Predictions for different models on ETTm2 with the input-96-prediction-96 setting. The grey lines represent the ground truth and the orange lines represent the predictions. The shared part of length 96 is the input

Fig. 5

Predictions for different models on ETTm2 with the input-96-prediction-192 setting

Fig. 6

Predictions for different models on ETTm2 with the input-96-prediction-336 setting

Fig. 7

Predictions for different models on ETTm2 with the input-96-prediction-720 setting

Quantitative performance In order to investigate the significance of each individual sub-module within our proposed framework, we conduct a quantitative performance comparison of each module. Table 5 displays the results obtained by separately adding three modules. In traffic flow forecasting, the current and future traffic states are influenced by the historical traffic states from previous moments, and a positive correlation exists between the trends observed in the traffic flow time series and the historical time series. Relying solely on variable attention or temporal attention in the model would result in poor performance. However, incorporating a two-branch attention mechanism highlights the significance of temporal dependence, which aligns with the characteristics of the traffic flow dataset. By combining variable attention and temporal attention, the model effectively leverages the impact of historical traffic states on present and future states, capturing complex temporal dependencies and improving predictive power. Overall, the prediction results for each module and the Non-stationary transformer are comparable, indicating that the Q-independent version in our framework can effectively replace QKV. Furthermore, our proposed Double-Branch Attention has outperformed all six benchmarks, especially in highly non-stationary datasets such as Exchange (\(0.482 \rightarrow 0.423\)) and ETTm2 (\(0.558 \rightarrow 0.403\)). This comparison highlights the limited predictive power of the transformer family when it only performs temporal attention. By incorporating attention to the variable dimension, our proposed approach effectively unleashes the model’s potential for series forecasting.

Table 5 The prediction results of Non-stationary Transformer stacked with different sub-modules are compared

Efficiency Analysis We compared the training times of Autoformer, Informer, and Transformer (Fig. 8).

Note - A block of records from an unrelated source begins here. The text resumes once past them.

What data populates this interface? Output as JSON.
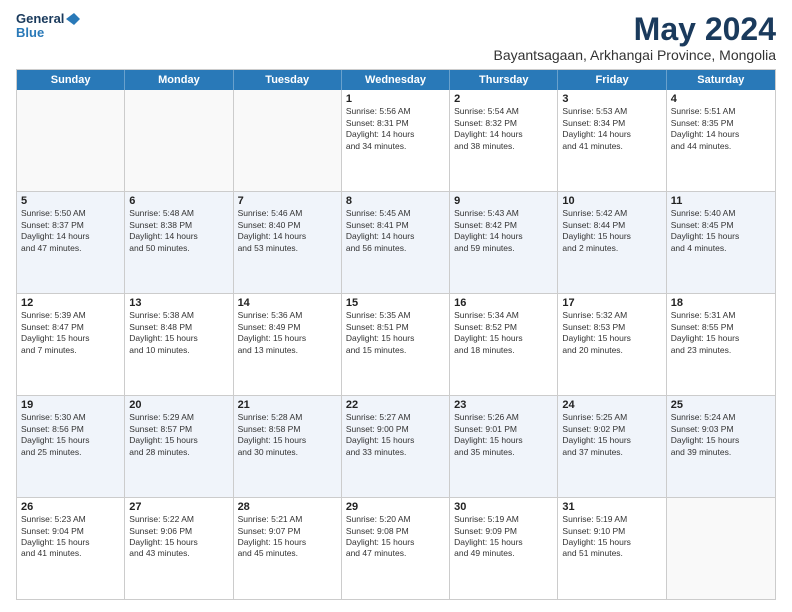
{
  "logo": {
    "line1": "General",
    "line2": "Blue"
  },
  "title": "May 2024",
  "subtitle": "Bayantsagaan, Arkhangai Province, Mongolia",
  "header_days": [
    "Sunday",
    "Monday",
    "Tuesday",
    "Wednesday",
    "Thursday",
    "Friday",
    "Saturday"
  ],
  "rows": [
    {
      "alt": false,
      "cells": [
        {
          "day": "",
          "info": ""
        },
        {
          "day": "",
          "info": ""
        },
        {
          "day": "",
          "info": ""
        },
        {
          "day": "1",
          "info": "Sunrise: 5:56 AM\nSunset: 8:31 PM\nDaylight: 14 hours\nand 34 minutes."
        },
        {
          "day": "2",
          "info": "Sunrise: 5:54 AM\nSunset: 8:32 PM\nDaylight: 14 hours\nand 38 minutes."
        },
        {
          "day": "3",
          "info": "Sunrise: 5:53 AM\nSunset: 8:34 PM\nDaylight: 14 hours\nand 41 minutes."
        },
        {
          "day": "4",
          "info": "Sunrise: 5:51 AM\nSunset: 8:35 PM\nDaylight: 14 hours\nand 44 minutes."
        }
      ]
    },
    {
      "alt": true,
      "cells": [
        {
          "day": "5",
          "info": "Sunrise: 5:50 AM\nSunset: 8:37 PM\nDaylight: 14 hours\nand 47 minutes."
        },
        {
          "day": "6",
          "info": "Sunrise: 5:48 AM\nSunset: 8:38 PM\nDaylight: 14 hours\nand 50 minutes."
        },
        {
          "day": "7",
          "info": "Sunrise: 5:46 AM\nSunset: 8:40 PM\nDaylight: 14 hours\nand 53 minutes."
        },
        {
          "day": "8",
          "info": "Sunrise: 5:45 AM\nSunset: 8:41 PM\nDaylight: 14 hours\nand 56 minutes."
        },
        {
          "day": "9",
          "info": "Sunrise: 5:43 AM\nSunset: 8:42 PM\nDaylight: 14 hours\nand 59 minutes."
        },
        {
          "day": "10",
          "info": "Sunrise: 5:42 AM\nSunset: 8:44 PM\nDaylight: 15 hours\nand 2 minutes."
        },
        {
          "day": "11",
          "info": "Sunrise: 5:40 AM\nSunset: 8:45 PM\nDaylight: 15 hours\nand 4 minutes."
        }
      ]
    },
    {
      "alt": false,
      "cells": [
        {
          "day": "12",
          "info": "Sunrise: 5:39 AM\nSunset: 8:47 PM\nDaylight: 15 hours\nand 7 minutes."
        },
        {
          "day": "13",
          "info": "Sunrise: 5:38 AM\nSunset: 8:48 PM\nDaylight: 15 hours\nand 10 minutes."
        },
        {
          "day": "14",
          "info": "Sunrise: 5:36 AM\nSunset: 8:49 PM\nDaylight: 15 hours\nand 13 minutes."
        },
        {
          "day": "15",
          "info": "Sunrise: 5:35 AM\nSunset: 8:51 PM\nDaylight: 15 hours\nand 15 minutes."
        },
        {
          "day": "16",
          "info": "Sunrise: 5:34 AM\nSunset: 8:52 PM\nDaylight: 15 hours\nand 18 minutes."
        },
        {
          "day": "17",
          "info": "Sunrise: 5:32 AM\nSunset: 8:53 PM\nDaylight: 15 hours\nand 20 minutes."
        },
        {
          "day": "18",
          "info": "Sunrise: 5:31 AM\nSunset: 8:55 PM\nDaylight: 15 hours\nand 23 minutes."
        }
      ]
    },
    {
      "alt": true,
      "cells": [
        {
          "day": "19",
          "info": "Sunrise: 5:30 AM\nSunset: 8:56 PM\nDaylight: 15 hours\nand 25 minutes."
        },
        {
          "day": "20",
          "info": "Sunrise: 5:29 AM\nSunset: 8:57 PM\nDaylight: 15 hours\nand 28 minutes."
        },
        {
          "day": "21",
          "info": "Sunrise: 5:28 AM\nSunset: 8:58 PM\nDaylight: 15 hours\nand 30 minutes."
        },
        {
          "day": "22",
          "info": "Sunrise: 5:27 AM\nSunset: 9:00 PM\nDaylight: 15 hours\nand 33 minutes."
        },
        {
          "day": "23",
          "info": "Sunrise: 5:26 AM\nSunset: 9:01 PM\nDaylight: 15 hours\nand 35 minutes."
        },
        {
          "day": "24",
          "info": "Sunrise: 5:25 AM\nSunset: 9:02 PM\nDaylight: 15 hours\nand 37 minutes."
        },
        {
          "day": "25",
          "info": "Sunrise: 5:24 AM\nSunset: 9:03 PM\nDaylight: 15 hours\nand 39 minutes."
        }
      ]
    },
    {
      "alt": false,
      "cells": [
        {
          "day": "26",
          "info": "Sunrise: 5:23 AM\nSunset: 9:04 PM\nDaylight: 15 hours\nand 41 minutes."
        },
        {
          "day": "27",
          "info": "Sunrise: 5:22 AM\nSunset: 9:06 PM\nDaylight: 15 hours\nand 43 minutes."
        },
        {
          "day": "28",
          "info": "Sunrise: 5:21 AM\nSunset: 9:07 PM\nDaylight: 15 hours\nand 45 minutes."
        },
        {
          "day": "29",
          "info": "Sunrise: 5:20 AM\nSunset: 9:08 PM\nDaylight: 15 hours\nand 47 minutes."
        },
        {
          "day": "30",
          "info": "Sunrise: 5:19 AM\nSunset: 9:09 PM\nDaylight: 15 hours\nand 49 minutes."
        },
        {
          "day": "31",
          "info": "Sunrise: 5:19 AM\nSunset: 9:10 PM\nDaylight: 15 hours\nand 51 minutes."
        },
        {
          "day": "",
          "info": ""
        }
      ]
    }
  ]
}
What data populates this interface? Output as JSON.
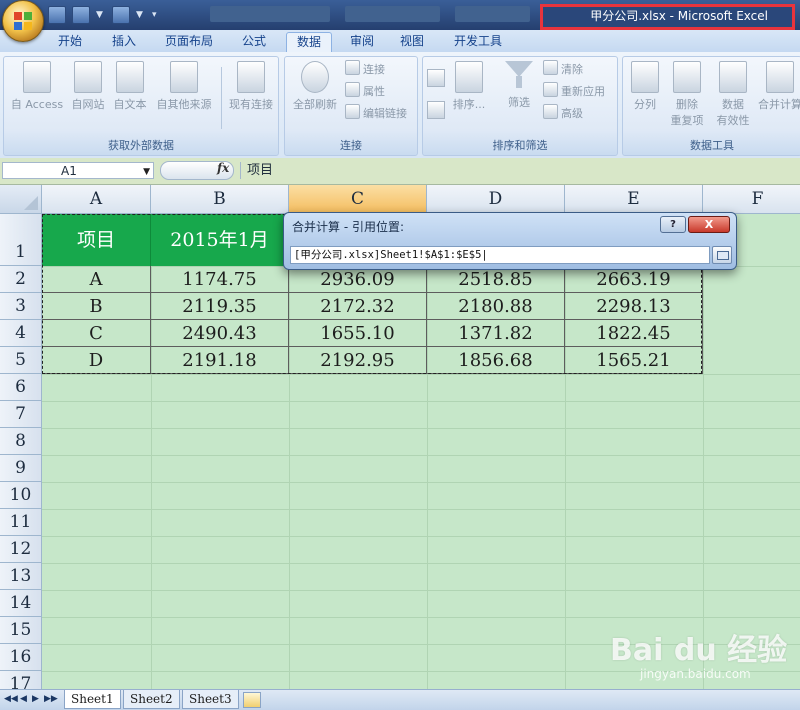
{
  "window": {
    "title": "甲分公司.xlsx - Microsoft Excel",
    "highlight_color": "#e8343d"
  },
  "tabs": [
    "开始",
    "插入",
    "页面布局",
    "公式",
    "数据",
    "审阅",
    "视图",
    "开发工具"
  ],
  "active_tab": "数据",
  "ribbon": {
    "groups": [
      {
        "label": "获取外部数据",
        "buttons": [
          "自 Access",
          "自网站",
          "自文本",
          "自其他来源",
          "现有连接"
        ]
      },
      {
        "label": "连接",
        "buttons": [
          "全部刷新",
          "连接",
          "属性",
          "编辑链接"
        ]
      },
      {
        "label": "排序和筛选",
        "buttons": [
          "排序...",
          "筛选",
          "清除",
          "重新应用",
          "高级"
        ]
      },
      {
        "label": "数据工具",
        "buttons": [
          "分列",
          "删除",
          "重复项",
          "数据",
          "有效性",
          "合并计算"
        ]
      }
    ],
    "icons": [
      "access-icon",
      "web-icon",
      "text-file-icon",
      "other-sources-icon",
      "existing-connections-icon",
      "refresh-icon",
      "filter-funnel-icon"
    ]
  },
  "formula_bar": {
    "name_box": "A1",
    "fx_label": "fx",
    "value": "项目"
  },
  "columns": [
    "A",
    "B",
    "C",
    "D",
    "E",
    "F"
  ],
  "selected_column": "C",
  "rows": [
    "1",
    "2",
    "3",
    "4",
    "5",
    "6",
    "7",
    "8",
    "9",
    "10",
    "11",
    "12",
    "13",
    "14",
    "15",
    "16",
    "17"
  ],
  "table": {
    "header": [
      "项目",
      "2015年1月",
      "",
      "",
      ""
    ],
    "header_color": "#17a84c",
    "data": [
      [
        "A",
        "1174.75",
        "2936.09",
        "2518.85",
        "2663.19"
      ],
      [
        "B",
        "2119.35",
        "2172.32",
        "2180.88",
        "2298.13"
      ],
      [
        "C",
        "2490.43",
        "1655.10",
        "1371.82",
        "1822.45"
      ],
      [
        "D",
        "2191.18",
        "2192.95",
        "1856.68",
        "1565.21"
      ]
    ]
  },
  "dialog": {
    "title": "合并计算 - 引用位置:",
    "help_label": "?",
    "close_label": "X",
    "reference": "[甲分公司.xlsx]Sheet1!$A$1:$E$5|"
  },
  "sheets": [
    "Sheet1",
    "Sheet2",
    "Sheet3"
  ],
  "active_sheet": "Sheet1",
  "nav_buttons": [
    "◀◀",
    "◀",
    "▶",
    "▶▶"
  ],
  "watermark": {
    "brand": "Bai du 经验",
    "url": "jingyan.baidu.com"
  }
}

Remarkably, our proposed DBA model exhibits complexity of \(O(L\log L)\), which is notably reduced compared to alternative models. This highlights its computational efficiency advantages.

Fig. 8

Efficiency analysis. For the running time, we run all models \(10^3\) times to obtain the execution time per step

Framework generality We utilize our framework to evaluate the predictive performance of two popular transformer-based models (Table 6). Overall, our approach consistently enhances the predictive power of these distinct models. Specifically, we achieve an average performance increase of 4.98% on Transformer and 3.99% on Informer. By applying our framework, we achieve improvements without adding significant parameters or computation, reducing the computational complexity of the models. This confirms the effectiveness and efficiency of our DBA Transformer, which can be extensively employed in Transformer-based models to enhance their predictive capabilities and achieve exceptional performance.

Table 6 The performance gains obtained by applying the proposed framework to transformer and informer

5 Conclusion

We have put forward a resolution to address the challenge of long-term time series forecasting. Unlike previous studies that relied on temporally sparse versions of self-attention, we proposed a more efficient method to capture dependencies in time and variable dimensions, improving information utilization. Additionally, we used Q-independent attention to simplify the self-attention, which reduced the prediction time of the model and achieved an O(LlogL) complexity. Our approach demonstrated both strong generality and high accuracy on six real-world benchmarks. Furthermore, We provide detailed ablation experiments to evidence the validity of our proposed double-branch attention. Overall, our framework presented a versatile, lightweight solution with wide-ranging utility to boost the predictability of transformer-based models and achieve state-of-the-art performance.